Il bank shot di Tim Duncan
Tim Duncan, infatti, condizionato dai 4 falli iniziali è stato impiegato da coach Popovich per soli 12 minuti (non che il suo minutaggio in questi playoffs sia elevatissimo) durante i quali il centro non è riuscito ad incidere. Va detto che il cinque volte campione NBA non occupa più, a causa dei suoi 40 anni, quel ruolo di protagonista offensivo della squadra, ruolo ormai affidato a Leonard e Aldridge, ma, nelle 3 partite precedenti della serie, era comunque riuscito a mantenere una media di 4 punti e 4 rimbalzi.
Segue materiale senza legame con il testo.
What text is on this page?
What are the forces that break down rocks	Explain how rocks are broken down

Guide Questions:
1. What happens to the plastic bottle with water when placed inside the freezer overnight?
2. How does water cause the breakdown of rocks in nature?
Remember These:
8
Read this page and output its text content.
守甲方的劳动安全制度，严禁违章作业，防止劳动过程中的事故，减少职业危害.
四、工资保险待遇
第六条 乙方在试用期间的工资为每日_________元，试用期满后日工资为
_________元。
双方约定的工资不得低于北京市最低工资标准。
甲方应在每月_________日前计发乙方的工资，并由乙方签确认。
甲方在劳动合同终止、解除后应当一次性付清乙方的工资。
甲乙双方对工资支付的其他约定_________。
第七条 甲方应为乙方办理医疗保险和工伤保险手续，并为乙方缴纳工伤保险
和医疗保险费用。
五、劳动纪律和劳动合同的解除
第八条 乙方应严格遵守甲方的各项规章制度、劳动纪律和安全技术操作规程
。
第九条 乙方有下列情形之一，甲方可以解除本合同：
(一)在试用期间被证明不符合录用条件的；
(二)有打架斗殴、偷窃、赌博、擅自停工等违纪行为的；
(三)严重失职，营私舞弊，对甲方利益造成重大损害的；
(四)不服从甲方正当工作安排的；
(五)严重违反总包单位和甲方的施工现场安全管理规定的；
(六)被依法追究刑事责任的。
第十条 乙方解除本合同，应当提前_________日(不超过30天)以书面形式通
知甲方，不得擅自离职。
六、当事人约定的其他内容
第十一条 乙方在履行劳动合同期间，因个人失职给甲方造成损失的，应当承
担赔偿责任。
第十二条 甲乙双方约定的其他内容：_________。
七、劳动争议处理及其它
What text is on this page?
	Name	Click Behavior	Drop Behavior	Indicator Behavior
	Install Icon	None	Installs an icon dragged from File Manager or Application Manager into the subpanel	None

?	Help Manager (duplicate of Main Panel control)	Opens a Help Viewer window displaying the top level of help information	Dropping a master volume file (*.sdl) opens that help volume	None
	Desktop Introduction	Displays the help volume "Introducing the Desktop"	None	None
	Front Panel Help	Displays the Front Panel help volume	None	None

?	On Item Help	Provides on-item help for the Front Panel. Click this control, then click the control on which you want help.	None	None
Fattore decisivo nel raggiungimento di questo risultato negativo è stata sicuramente la fisicità e l’intensità dei Thunder, che nella notte, hanno mostrato tutto il loro potenziale, sia offensivo e difensivo. L’energia portata sul parquet da Durant e compagni ha messo in crisi l’intero sistema Spurs, non solo Tim Duncan che, ovviamente, a questi ritmi sfrenati, paga ancora di più l’età e i vari acciacchi fisici.
Gli Spurs hanno sicuramente dalla loro il gioco collaudato, l’esperienza, la mentalità vincente ma se i Thunder riusciranno nelle prossime gare a ripetere la partita di questa notte, verranno a galla tutti i limiti fisici di alcuni giocatori degli Spurs ormai avanti con l’età (Ginobili,West etc.) e chissà, forse Duncan non sarebbe il solo a non riuscire a segnare neanche 1 punto.